Journalism: Code of Ethics


In the last two decades, the ways in which news industries work have undergone a massive change. Where previously consumers were limited to what newspapers and various local news organizations provided, with the introduction of the Internet to the equation anyone can now take ‘news’ into their own hands. Thus the creation of what I believe is ‘new media’ — where the ‘old’ media was defined as being a means of mass communication from producers to consumers such as television and radio, new media is interactive content that is produced and responded to by the consumers themselves, usually straight from the source. This leaves out the middleman that is the news organization, and explains parts of the fall in popularity of newspapers. Because of this, the journalistic code of ethics should be applied to both professional journalists and citizen journalists, as having a code of ethics that is only applied to professional journalists and leaves out a good portion of other sources that consumers get news from is an exercise in futility. The following guidelines to ethical reporting are only the very basics, and far from encompass all the possible situations that could happen while reporting.


Journalists should have a responsibility to the accuracy of their work, including context, sources and the report itself. They should never knowingly include false information or report in a way that intentionally misleads the viewers. All content should undergo fact checking before being published — this leads to the next point, which is that of sources. Sources should not include those that are open to the public for editing, unless the reporter is searching for the opinion of the general public and makes explicitly clear that the information that they gain from this is from this sort of source. This is the importance of context — making a news report holds the underlying implication that all included is truth, and if not made clear then the audience may mistake speculation as the fact of the matter. Thus, context must be provided in all circumstances — to provide another example, when the journalist is unsure of their information they should leave it out of the report or make it clear that they don’t have solid facts on that particular matter. The sources themselves should be open to the public so that the audience themselves can judge the reliability and accuracy of the source — unless there are special situations such as anonymous sources, whom should be avoided as much as possible unless they face possible negative consequences or have exclusive information.


Journalists should never let anyone or anything affect the truth of their report, nor should they allow themselves to be censored purely so that certain parties can gain from it. Censorship is only acceptable in circumstances where spreading the information could cause harm to others — for example, an unproved bomb threat, which could cause mass panic amongst the public. Journalists should not allow sponsors or people that fund them to have an influence on their reporting in any way, nor should they involve themselves personally in circumstances that could affect their capacity to report in an unbiased manner. Facts and opinions should always be clearly differentiated between, and the report should be checked so that the personal views of the journalist are not skewing the facts of the matter. Opinionated language in general should be minimized because even though one may not think so, there are many subtle ways in which language can convey bias — for example, racism in America had been subtly reinforced by the reporters using negative language such as ‘thug’ in the case of black criminals and positive language such as ‘misguided youth’ in the case of white criminals. When reporting, both sides of a debate should have the opportunity to speak and represent themselves, regardless of whether the report is criticizing their crimes.

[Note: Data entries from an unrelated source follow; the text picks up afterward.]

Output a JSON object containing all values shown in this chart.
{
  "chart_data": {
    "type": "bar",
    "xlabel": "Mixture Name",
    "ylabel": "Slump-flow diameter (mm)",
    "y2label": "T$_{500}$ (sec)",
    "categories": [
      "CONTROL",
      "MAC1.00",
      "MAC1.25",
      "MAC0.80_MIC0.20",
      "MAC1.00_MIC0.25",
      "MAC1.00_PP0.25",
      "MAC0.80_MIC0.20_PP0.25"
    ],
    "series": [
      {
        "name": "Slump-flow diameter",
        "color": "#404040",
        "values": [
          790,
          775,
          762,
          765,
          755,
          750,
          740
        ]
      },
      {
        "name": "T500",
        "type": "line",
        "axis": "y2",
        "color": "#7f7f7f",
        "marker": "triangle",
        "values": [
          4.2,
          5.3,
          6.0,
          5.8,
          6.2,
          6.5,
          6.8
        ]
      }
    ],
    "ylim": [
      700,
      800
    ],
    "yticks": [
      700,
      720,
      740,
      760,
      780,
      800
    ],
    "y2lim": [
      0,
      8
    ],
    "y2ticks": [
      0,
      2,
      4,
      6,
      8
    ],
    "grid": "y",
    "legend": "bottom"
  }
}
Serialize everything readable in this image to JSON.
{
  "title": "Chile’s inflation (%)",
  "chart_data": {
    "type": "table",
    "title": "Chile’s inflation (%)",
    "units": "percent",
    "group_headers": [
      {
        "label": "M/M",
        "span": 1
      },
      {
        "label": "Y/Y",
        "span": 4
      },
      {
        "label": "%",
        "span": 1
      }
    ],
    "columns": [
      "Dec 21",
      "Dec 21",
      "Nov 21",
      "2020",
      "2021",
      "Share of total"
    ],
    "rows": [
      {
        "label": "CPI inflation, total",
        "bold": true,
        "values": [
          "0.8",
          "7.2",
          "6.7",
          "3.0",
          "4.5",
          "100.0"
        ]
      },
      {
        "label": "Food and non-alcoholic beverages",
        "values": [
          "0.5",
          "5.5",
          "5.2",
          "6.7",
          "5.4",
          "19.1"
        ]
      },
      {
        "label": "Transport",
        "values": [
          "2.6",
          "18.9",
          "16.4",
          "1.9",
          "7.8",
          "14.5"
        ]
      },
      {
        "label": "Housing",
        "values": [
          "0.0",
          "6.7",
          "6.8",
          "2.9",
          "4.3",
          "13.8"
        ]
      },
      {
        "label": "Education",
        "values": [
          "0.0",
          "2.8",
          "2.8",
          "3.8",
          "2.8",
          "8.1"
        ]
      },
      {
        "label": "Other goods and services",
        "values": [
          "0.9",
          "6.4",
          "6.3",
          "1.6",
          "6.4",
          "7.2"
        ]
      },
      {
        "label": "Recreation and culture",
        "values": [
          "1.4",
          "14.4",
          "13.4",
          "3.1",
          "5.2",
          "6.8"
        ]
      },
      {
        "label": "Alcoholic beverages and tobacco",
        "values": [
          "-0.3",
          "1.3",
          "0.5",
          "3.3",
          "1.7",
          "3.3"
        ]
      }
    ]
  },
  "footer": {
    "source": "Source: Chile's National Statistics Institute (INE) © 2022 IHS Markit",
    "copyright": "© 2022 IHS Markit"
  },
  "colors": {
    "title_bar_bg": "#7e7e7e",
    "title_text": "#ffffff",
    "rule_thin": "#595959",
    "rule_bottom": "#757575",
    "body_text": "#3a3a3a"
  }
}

An important part of ethical journalism also lies in the ways in which information is gathered. Journalists should adhere to standards of openness and honesty when gathering information and interviewing sources — this includes identification of their news organization and the fact that this will likely be going into an article. In more sensitive situations, it would be prudent to gain informed consent from the interviewee, especially when there could be possible negative consequences to them as a result of their being interviewed. When sensitive situations are part of a journalist’s work, whether they are political or otherwise, sometimes subterfuge and deception is required in order to gain information that could potentially prevent a great deal of harm. When this happens, the circumstances through which the journalist gained the material must also be reported along with the content they gathered with complete transparency. And to re-iterate the obvious, local laws should always be followed when gathering information.

Furthermore, there is the problem as to whether one should report aspects of private lives. For public figures such as celebrities and politicians, disclosing material on their personal lives is expected and acceptable to a certain extent — however, journalists should keep in mind the wellbeing of their subjects and the fact that they are toeing a somewhat delicate line — i.e. not intruding into their homes. For those that lead private, normal lives however, one should not report on them unless they are related to an important case and the details of their life relate to that particular piece of news. Informed consent should be given, and special care must be taken around children and those that cannot really give consent.

Controversial material

To begin with, journalistic material absolutely should not contain hate speech from the journalist aimed at any group, regardless of race, gender or sexuality. When a journalist degrades into hate speech, what they write cannot truly considered the ‘truth’ anymore and can only be seen as another person airing out their personal views — it is not journalism, regardless of whether they are a professional or not. On the other hand, reporting on a hate speech isn’t inappropriate, although concerns have been brought up that it may be furthering the agenda of those who made the malicious speech. It is up to the journalist personally whether they wish to report such material, but a warning of the content before reading is recommended for the benefit of the audience. These warnings can also be applied in the case of other controversial material and things like gory photos, nudity, etc.


This is my personal view as to what should be part of the basics of an ethical code for journalism, and does not cover all situations.